There are, seemingly, about as many Best Places to Work lists as there are, say, Starbucks outlets. It would be understandable if that ubiquity created jaded views of the lists’ significance. But is there anything important to learn from them?
It depends on the list, certainly. They have different inclusion criteria. Some are industry-specific. Many are regional. But how about the one that’s generally considered the gold standard? That would be Fortune’s annual 100 Best Companies to Work For list, created for the magazine by a company called, fittingly, Great Place to Work, a research, training and human-resources consulting firm.
Great Place to Work commissioned Russell Investment Group to study stock-market returns for publicly held companies on the Fortune list. They compared that performance to those of other public companies included in major market indexes. The study looked at average annual returns for companies on each year’s list, over 17 years, 1997 through 2013.
The results: Best Companies to Work For, 11.8 percent; Russell 3000 Index, 6.4 percent; and S&P 500 Index, 6.0 percent.
The 13 public companies that have been on the Fortune list every year since the beginning have scored a cumulative return of 495 percent, compared to 170 percent for the Russell 3000 and 156 percent for the S&P 500.
Those results may not seem surprising. Indeed, they decidedly suggest that striving to be a great place to work is a sound business strategy. Many companies understand that, but fewer grasp the link to stock price, says Richard Guha, one-time president of a Fortune 50 company, Reliant Energy, who runs a consulting firm called Max Brand Equity.
Guha and a business partner, Rosalene Glickman — president of The World Academy of Personal Development and author of the best seller “Optimal Thinking” (John Wiley & Sons, 2002) — recently queried 43 CEOs, CFOs and human-resources executives about their awareness of the shareholder-value growth that can accompany being a superlative employer.

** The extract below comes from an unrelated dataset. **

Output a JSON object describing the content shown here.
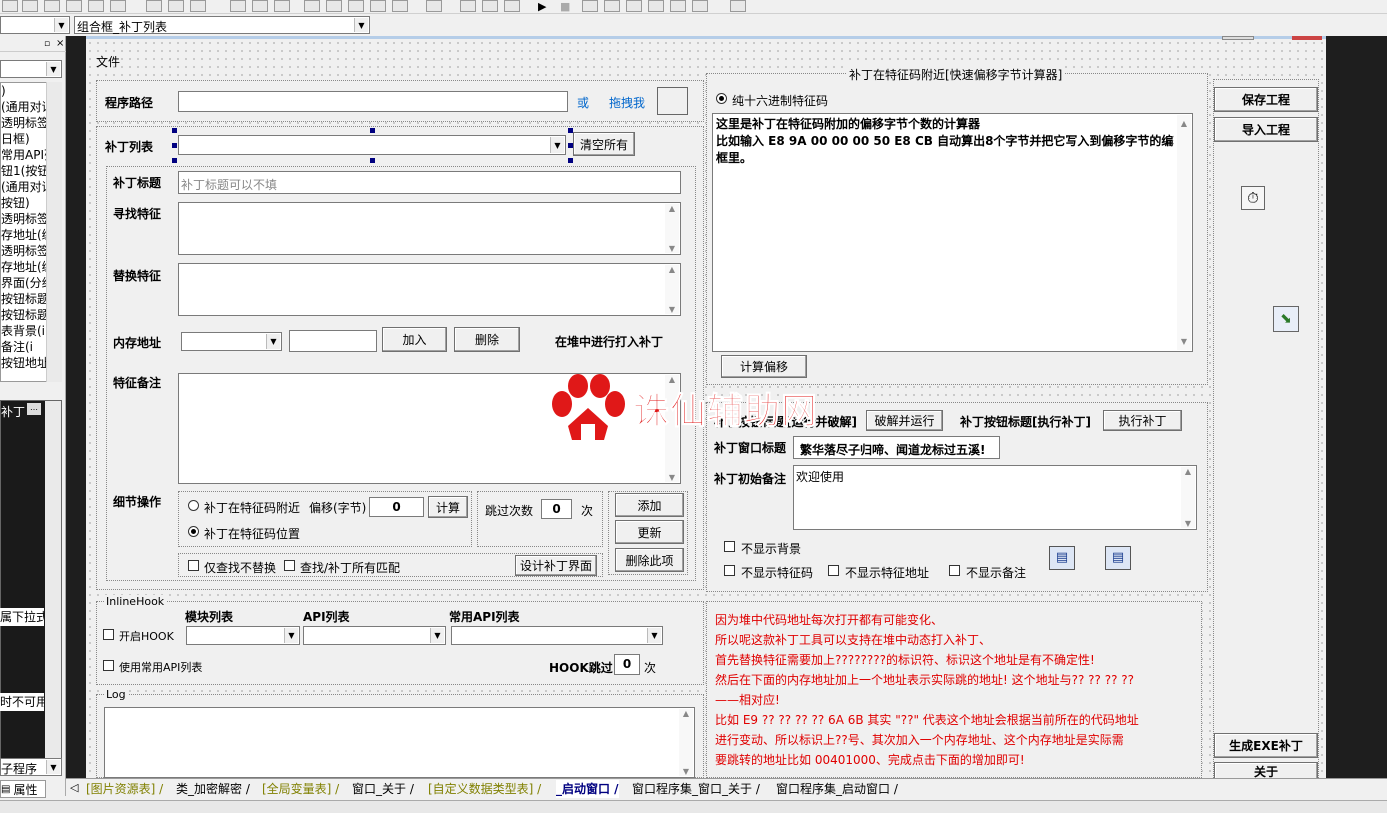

“They generally accepted the individual components [of the value-add]: for example, that it helps you recruit, helps keep turnover low, helps your standing in your community,” says Guha. “But they haven’t translated that into stock-market value; 88 percent did not believe that being on a best-places-to-work list accelerates value growth.”
According to Guha, companies can actually start a campaign to be a better employer by proactively trying to get on such a list (aside from the Fortune list, other well-recognized ones are published by entities as dissimilar as American Business Journal and Motley Fool, as well as city-specific ones by the various Crain’s Business Journals).
First, target one or more specific lists, he advises. For example, a hospital shouldn’t aim to be on a national list, but rather on a regional one and also a health-care-industry one. Then size up the criteria for inclusion as a partial guide for what to work on.
But a more important starting point is simply an “open and honest” survey of employees. “Lots of companies do surveys but don’t share the results with employees,” Guha says. “You have to do that, even if there’s stuff you don’t like. If employees say something is not working, admit it. It’s part of building mutual trust. And it’s not brain surgery.”
Importantly, don’t have HR involved in the survey, he adds. Hire an outside market-research firm instead.
Taking strong action of that sort will help achieve all kinds of positive things for the business, Guha notes. If it gets you on a best-places-to-work list, the effect becomes much more powerful.
In addition to helping with recruiting, turnover and community standards, Guha lists these benefits from being a good employer:
- Employees will more often give more than what’s expected of them.
- Employee loyalty drives customer loyalty.
- Safety records are better where employees care passionately about the company.
- Greater visibility in the marketplace, as companies that are good to work for generate buzz.
- Employees act as ambassadors, talking to friends and neighbors about the company.
- A higher likelihood of good relations with legislators and regulators.
Meanwhile, the Russell research included an industry-by-industry look at average stock returns of best-places-to-work companies versus others, over the 17-year period. The greatest proportional disparities were in health care (17 percent versus 6 percent) and professional services (26 percent versus 10 percent). The least were in financial services (13 percent versus 10 percent) and hospitality (38 percent versus 25 percent).
The 13 public companies that have been on the Fortune list every year since 1997 are Cisco Systems, Four Seasons Hotels, Goldman Sachs Group, Marriott International, Microsoft, Nordstrom, Publix Super Markets, Recreational Equipment, SAS, TDIndustries, W.L. Gore & Associates, Wegmans Food Markets and Whole Foods Market.